Asparagus, Hazelnut & Egg Pasta Salad

Make this light and dreamy asparagus, hazelnut & egg pasta salad for your next picnic or summer lunch. 

500g Diamond Penne Pasta
4 Woodland Free Range Eggs
½ cup DYC White Vinegar
1 bunch Asparagus, chopped & blanched
½ Red onion, finely diced
½ cup Fresh Life Hazelnuts, lightly roasted and roughly chopped
200g Feta, roughly crumbled
½ cup Superb Herb Mini Leaf Basil
½ cup Basil pesto

Serves 5

Bring a large pot of salted water to the boil. Add pasta and cook according to package directions.
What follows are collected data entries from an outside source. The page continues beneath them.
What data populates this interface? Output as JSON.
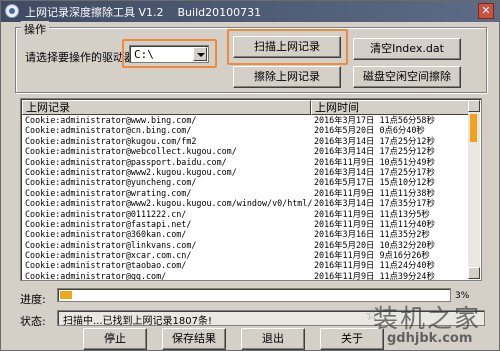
{
  "window": {
    "title": "上网记录深度擦除工具 V1.2    Build20100731",
    "close_glyph": "✕"
  },
  "operation": {
    "legend": "操作",
    "drive_label": "请选择要操作的驱动器:",
    "drive_value": "C:\\",
    "scan_label": "扫描上网记录",
    "clear_index_label": "清空Index.dat",
    "erase_label": "擦除上网记录",
    "wipe_free_label": "磁盘空闲空间擦除"
  },
  "list": {
    "col1_header": "上网记录",
    "col2_header": "上网时间",
    "rows": [
      {
        "record": "Cookie:administrator@www.bing.com/",
        "time": "2016年3月17日 11点56分58秒"
      },
      {
        "record": "Cookie:administrator@cn.bing.com/",
        "time": "2016年5月20日 0点6分40秒"
      },
      {
        "record": "Cookie:administrator@kugou.com/fm2",
        "time": "2016年3月14日 17点25分12秒"
      },
      {
        "record": "Cookie:administrator@webcollect.kugou.com/",
        "time": "2016年3月14日 17点25分12秒"
      },
      {
        "record": "Cookie:administrator@passport.baidu.com/",
        "time": "2016年11月9日 10点51分49秒"
      },
      {
        "record": "Cookie:administrator@www2.kugou.kugou.com/",
        "time": "2016年3月14日 17点25分17秒"
      },
      {
        "record": "Cookie:administrator@yuncheng.com/",
        "time": "2016年5月17日 15点10分12秒"
      },
      {
        "record": "Cookie:administrator@wrating.com/",
        "time": "2016年11月9日 11点11分38秒"
      },
      {
        "record": "Cookie:administrator@www2.kugou.kugou.com/window/v0/html/",
        "time": "2016年3月14日 17点35分17秒"
      },
      {
        "record": "Cookie:administrator@0111222.cn/",
        "time": "2016年11月9日 11点13分5秒"
      },
      {
        "record": "Cookie:administrator@fastapi.net/",
        "time": "2016年11月9日 11点11分40秒"
      },
      {
        "record": "Cookie:administrator@360kan.com/",
        "time": "2016年3月16日 11点35分2秒"
      },
      {
        "record": "Cookie:administrator@linkvans.com/",
        "time": "2016年5月20日 10点32分20秒"
      },
      {
        "record": "Cookie:administrator@xcar.com.cn/",
        "time": "2016年11月9日 9点16分26秒"
      },
      {
        "record": "Cookie:administrator@taobao.com/",
        "time": "2016年11月9日 11点24分40秒"
      },
      {
        "record": "Cookie:administrator@qq.com/",
        "time": "2016年11月9日 11点39分24秒"
      }
    ]
  },
  "progress": {
    "label": "进度:",
    "fraction": 0.03,
    "percent_text": "3%"
  },
  "status": {
    "label": "状态:",
    "text": "扫描中...已找到上网记录1807条!"
  },
  "buttons": {
    "stop": "停止",
    "save": "保存结果",
    "exit": "退出",
    "about": "关于"
  },
  "watermark": {
    "main": "装机之家",
    "url": "gdhjbk.com"
  },
  "colors": {
    "highlight": "#f08a3c",
    "progress": "#f0a81b",
    "titlebar": "#3f4b62"
  }
}
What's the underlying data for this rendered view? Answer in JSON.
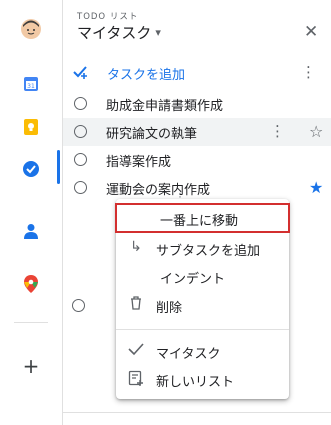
{
  "colors": {
    "accent": "#1a73e8",
    "highlight_border": "#d32f2f"
  },
  "rail": {
    "icons": [
      "avatar",
      "calendar-icon",
      "keep-icon",
      "tasks-icon",
      "contacts-icon",
      "maps-icon",
      "plus-icon"
    ]
  },
  "header": {
    "subtitle": "TODO リスト",
    "title": "マイタスク",
    "dropdown_glyph": "▾",
    "close_glyph": "✕"
  },
  "add_task": {
    "label": "タスクを追加",
    "icon": "add-task-icon"
  },
  "tasks": [
    {
      "title": "助成金申請書類作成"
    },
    {
      "title": "研究論文の執筆"
    },
    {
      "title": "指導案作成"
    },
    {
      "title": "運動会の案内作成"
    }
  ],
  "menu": {
    "items": [
      {
        "label": "一番上に移動",
        "icon": ""
      },
      {
        "label": "サブタスクを追加",
        "icon": "subtask-icon"
      },
      {
        "label": "インデント",
        "icon": ""
      },
      {
        "label": "削除",
        "icon": "trash-icon"
      },
      {
        "label": "マイタスク",
        "icon": "check-icon"
      },
      {
        "label": "新しいリスト",
        "icon": "new-list-icon"
      }
    ]
  }
}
Drain, rinse with cold water, and let cool.
Place eggs in a small saucepan and cover with cold water. Add 1 tbsp of vinegar then bring to the boil. Once boiling set a timer and hardboil for 5 minutes. Remove eggs with a slotted spoon, run under cold water, peel, then slice into halves.
Soak diced red onion with remaining vinegar in a small bowl. Drain and rinse when ready to serve.
In a large bowl toss pesto through the pasta. Add red onion, asparagus, feta and hard boiled eggs. Top with mini leaf basil and hazelnuts.
Serve immediately, or pack up for a deluxe picnic.